3章 宿 敵 その4
「隊長、ローズ・ノワールは死んだんでしょうか?」パリ警備隊本部でマルソー副官が尋ねている。
「少なくとも、当分は動けまい。あのケガでは。」コルベールは椅子から立ち上がり窓の外を見やった。「それよりも、犯人の絞り込みはできたのかな?」
「若い女、身長5ピエ半、栗色の髪、パリ、あるいはその近郊在住・・・としても、容疑者の胸を一々、見るわけにも」副官は顔を赤らめた。
「貴族の令嬢で該当者はなかったのだな?」
「はい。としますと、平民から見つけなければ。

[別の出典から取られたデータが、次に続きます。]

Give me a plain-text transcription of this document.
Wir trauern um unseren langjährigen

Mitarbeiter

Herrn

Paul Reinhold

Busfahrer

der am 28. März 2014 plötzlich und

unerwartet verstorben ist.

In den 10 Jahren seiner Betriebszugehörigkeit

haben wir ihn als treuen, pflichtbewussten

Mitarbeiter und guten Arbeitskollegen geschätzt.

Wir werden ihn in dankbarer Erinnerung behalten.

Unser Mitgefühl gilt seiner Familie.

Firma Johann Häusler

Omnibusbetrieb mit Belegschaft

」
「医者はどうか」
「連中も口が堅いので」
まさか女だとは思わなかった。それも若い娘とは。しなやかな髪。柔らかな肌。その感触がまだ手にはっきりと残っている。コルベールは、手を見つめ、握りなおした。そして、あの甘く芳しい薫り。あの女、一体何者だ。剣の腕もあれだけ仕込まれ、さらに、ナイフ投げや爆薬も使うとなると、よほどの盗賊の娘なのか。しかし、あの太刀筋は正当な貴族のもの。貴族で盗賊。そのようなことがありうるのだろうか。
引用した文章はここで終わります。